Despite the ban, Safehouse continued to allow smoking inside, even though there is no barrier between the restaurant and retail-tobacco components of the business. They were forced to call it quits in January of this year, when a new regulation defined Safehouse as a restaurant.
According to the regulation, even if a business holds both a restaurant license and a tobacco retail license, the restaurant license takes priority if it brings in at least 51 percent of the revenue.
Don Herrington, bureau chief of epidemiology and disease control at the Arizona Department of Health Services, said he assumes any such business would see the majority of its revenues from the sale of food. Regardless of revenue, restaurants and tobacco shops must be physically separate and "cannot coexist," said Herrington.
Triplett declined to comment on what percentage of their business comes from tobacco sales.
Dane Oller, a Safehouse employee, has suspicions about the regulation. "One of our customers told us that the advisory was written specifically for us," said Oller.
So what has Triplett done to combat the new rule?
"We were working on it for a little while. I had two different lawyers who were working on it pretty hard with me, and it looked pretty positive, but in the beginning of March, we got burglarized worse than we've ever been burglarized, and then, in the beginning of April, we got a firebomb thrown through our back door, so we've been a little busy with other projects," said Triplett.
Newly painted blood-red walls and some different (and uncharacteristically clean) furniture attest to their work after the Molotov-cocktail incident in April.

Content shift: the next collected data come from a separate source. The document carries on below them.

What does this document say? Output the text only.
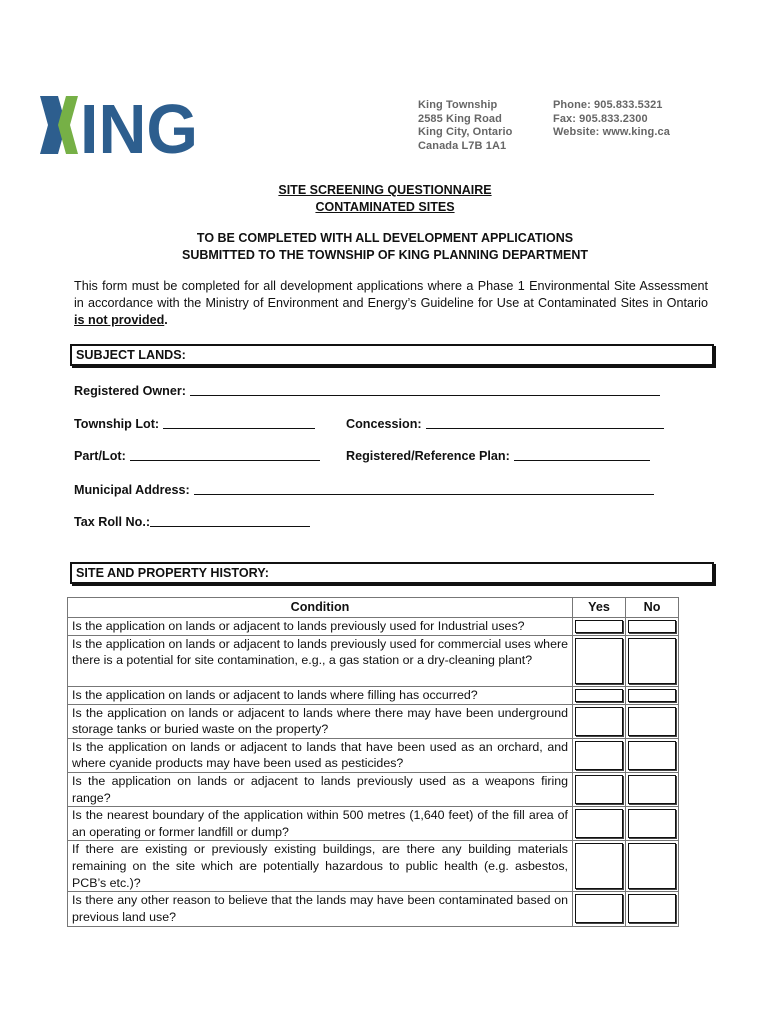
ING	King Township
2585 King Road
King City, Ontario
Canada L7B 1A1
Phone: 905.833.5321
Fax: 905.833.2300
Website: www.king.ca
SITE SCREENING QUESTIONNAIRE
CONTAMINATED SITES
TO BE COMPLETED WITH ALL DEVELOPMENT APPLICATIONS
SUBMITTED TO THE TOWNSHIP OF KING PLANNING DEPARTMENT
This form must be completed for all development applications where a Phase 1 Environmental Site Assessment in accordance with the Ministry of Environment and Energy’s Guideline for Use at Contaminated Sites in Ontario is not provided.
SUBJECT LANDS:
Registered Owner:
Township Lot:	Concession:
Part/Lot:	Registered/Reference Plan:
Municipal Address:
Tax Roll No.:
SITE AND PROPERTY HISTORY:
Condition	Yes	No
Is the application on lands or adjacent to lands previously used for Industrial uses?	

Is the application on lands or adjacent to lands previously used for commercial uses where there is a potential for site contamination, e.g., a gas station or a dry-cleaning plant?	

Is the application on lands or adjacent to lands where filling has occurred?	

Is the application on lands or adjacent to lands where there may have been underground storage tanks or buried waste on the property?	

Is the application on lands or adjacent to lands that have been used as an orchard, and where cyanide products may have been used as pesticides?	

Is the application on lands or adjacent to lands previously used as a weapons firing range?	

Is the nearest boundary of the application within 500 metres (1,640 feet) of the fill area of an operating or former landfill or dump?	

If there are existing or previously existing buildings, are there any building materials remaining on the site which are potentially hazardous to public health (e.g. asbestos, PCB’s etc.)?	

Is there any other reason to believe that the lands may have been contaminated based on previous land use?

Amidst crime problems and legal action, Triplett decided that structural change, in the form of added patios, was needed to protect the business from a decline in customers and profits. Though Smoke-Free Arizona prohibits smoking indoors, it is allowed on patios that are 20 feet from the entrance.

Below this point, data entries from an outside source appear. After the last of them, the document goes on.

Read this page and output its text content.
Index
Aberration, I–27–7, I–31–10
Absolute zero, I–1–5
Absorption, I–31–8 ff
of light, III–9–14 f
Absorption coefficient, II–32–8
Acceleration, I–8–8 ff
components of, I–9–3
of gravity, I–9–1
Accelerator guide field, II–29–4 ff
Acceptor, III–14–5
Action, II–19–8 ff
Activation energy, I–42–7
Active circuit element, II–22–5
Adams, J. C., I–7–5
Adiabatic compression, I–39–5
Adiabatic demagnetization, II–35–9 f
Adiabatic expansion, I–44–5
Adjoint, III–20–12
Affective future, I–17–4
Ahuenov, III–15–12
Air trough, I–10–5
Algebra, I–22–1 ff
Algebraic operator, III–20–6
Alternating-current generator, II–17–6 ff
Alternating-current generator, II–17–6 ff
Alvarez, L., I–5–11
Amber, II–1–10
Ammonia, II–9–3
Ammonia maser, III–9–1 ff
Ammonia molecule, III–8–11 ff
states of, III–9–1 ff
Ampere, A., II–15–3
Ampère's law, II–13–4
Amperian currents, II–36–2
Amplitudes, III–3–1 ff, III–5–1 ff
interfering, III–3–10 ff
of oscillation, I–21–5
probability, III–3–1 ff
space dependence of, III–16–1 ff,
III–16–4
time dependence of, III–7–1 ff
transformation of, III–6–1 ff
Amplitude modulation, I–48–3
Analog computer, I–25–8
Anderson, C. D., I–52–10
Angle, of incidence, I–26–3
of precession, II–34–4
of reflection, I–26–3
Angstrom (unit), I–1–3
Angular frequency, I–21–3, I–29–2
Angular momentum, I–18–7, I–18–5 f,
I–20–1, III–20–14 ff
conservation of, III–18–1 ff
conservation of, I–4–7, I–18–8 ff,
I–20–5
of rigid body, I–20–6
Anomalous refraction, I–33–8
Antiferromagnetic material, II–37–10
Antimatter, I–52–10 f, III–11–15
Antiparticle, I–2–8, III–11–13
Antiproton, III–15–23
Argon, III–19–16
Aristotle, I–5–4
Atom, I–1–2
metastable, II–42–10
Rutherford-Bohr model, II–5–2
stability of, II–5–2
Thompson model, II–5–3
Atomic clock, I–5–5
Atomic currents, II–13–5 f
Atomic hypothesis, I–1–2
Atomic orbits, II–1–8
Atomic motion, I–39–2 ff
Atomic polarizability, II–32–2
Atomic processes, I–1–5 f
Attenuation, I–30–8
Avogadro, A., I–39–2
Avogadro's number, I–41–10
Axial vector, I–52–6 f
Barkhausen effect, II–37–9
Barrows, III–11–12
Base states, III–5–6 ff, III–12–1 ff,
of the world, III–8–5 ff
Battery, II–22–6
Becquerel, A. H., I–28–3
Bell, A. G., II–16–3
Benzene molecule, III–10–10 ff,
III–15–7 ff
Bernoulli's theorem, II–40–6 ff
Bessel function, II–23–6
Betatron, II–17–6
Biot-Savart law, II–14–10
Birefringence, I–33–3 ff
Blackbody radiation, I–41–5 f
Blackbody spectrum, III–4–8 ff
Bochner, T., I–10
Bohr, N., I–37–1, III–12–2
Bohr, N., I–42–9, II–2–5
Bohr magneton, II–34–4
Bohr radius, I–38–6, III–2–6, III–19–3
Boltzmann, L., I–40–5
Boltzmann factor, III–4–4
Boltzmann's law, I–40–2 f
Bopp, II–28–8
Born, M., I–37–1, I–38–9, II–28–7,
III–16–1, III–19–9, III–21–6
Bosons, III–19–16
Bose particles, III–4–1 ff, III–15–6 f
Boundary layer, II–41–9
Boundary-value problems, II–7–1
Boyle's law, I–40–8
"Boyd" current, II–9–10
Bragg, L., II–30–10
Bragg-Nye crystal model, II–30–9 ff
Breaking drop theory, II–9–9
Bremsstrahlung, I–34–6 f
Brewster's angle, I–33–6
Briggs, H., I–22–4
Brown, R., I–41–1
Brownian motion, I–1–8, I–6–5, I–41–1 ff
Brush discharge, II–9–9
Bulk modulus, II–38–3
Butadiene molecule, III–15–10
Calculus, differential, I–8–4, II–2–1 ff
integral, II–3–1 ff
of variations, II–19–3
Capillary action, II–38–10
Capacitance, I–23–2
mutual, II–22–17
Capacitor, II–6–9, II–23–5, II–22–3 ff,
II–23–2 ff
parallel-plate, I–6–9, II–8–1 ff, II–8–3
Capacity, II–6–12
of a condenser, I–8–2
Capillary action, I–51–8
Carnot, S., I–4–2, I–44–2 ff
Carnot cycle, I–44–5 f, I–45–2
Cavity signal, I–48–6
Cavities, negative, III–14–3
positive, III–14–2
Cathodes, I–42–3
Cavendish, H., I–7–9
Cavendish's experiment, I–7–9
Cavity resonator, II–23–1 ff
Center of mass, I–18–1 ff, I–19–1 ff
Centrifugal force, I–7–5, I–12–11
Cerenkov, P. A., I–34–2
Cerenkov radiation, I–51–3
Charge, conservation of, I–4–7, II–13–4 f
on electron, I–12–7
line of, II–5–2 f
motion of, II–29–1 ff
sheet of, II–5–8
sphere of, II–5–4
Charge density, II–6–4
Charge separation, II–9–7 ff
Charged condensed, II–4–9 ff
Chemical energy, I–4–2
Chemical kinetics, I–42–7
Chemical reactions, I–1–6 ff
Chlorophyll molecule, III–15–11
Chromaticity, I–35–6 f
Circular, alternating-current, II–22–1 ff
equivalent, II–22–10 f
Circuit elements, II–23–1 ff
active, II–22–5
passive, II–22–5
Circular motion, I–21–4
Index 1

"Our whole business went in the hole so badly after the smoke ban went into effect that we had no other choice: It was either that (the patios), or give it up," said Triplett.
The patios--overhanging metal structures above existing concrete decks in the front and rear of the building--were completed on July 1 and cost about $8,000, said Triplett.
"It's already made a difference ... for people being able to hang out and have a comfortable place," said Triplett. As an added bonus, the patios have cooling misters.
Though Safehouse has seen some customers leave, the switch to nonsmoking hasn't been a total negative.
"It's been weird. It was an environment change. I think that (smoking) really added to the dive-bar sense of things, and at the same time, I don't think it's been entirely a bad attitude change. I mean, we did lose something, but we gained a lot in it," said Stephens.
Triplett, Stephens and Oller agreed that while they may have lost some of their customers, new patrons have started frequenting the hangout, because they like the smoke-free environment.
"I think a lot of the positive change was that we got rid of a lot of the people who came in here just because you could smoke," said Oller. "... People who were 16, 17 years old (were) coming in here, hanging out and smoking, because Mom and Dad couldn't find out," said Oller.
He adds that while Safehouse doesn't sell tobacco to anyone underage--in fact, said Stephens, Safehouse is frequently targeted by sting operations, and the employees even ask regulars for identification--they couldn't kick out teen smokers because of discrimination laws.
Despite the absence of its once trademark smoky haze, Safehouse maintains its offbeat ambiance. It's just that now, the cloud has moved outdoors.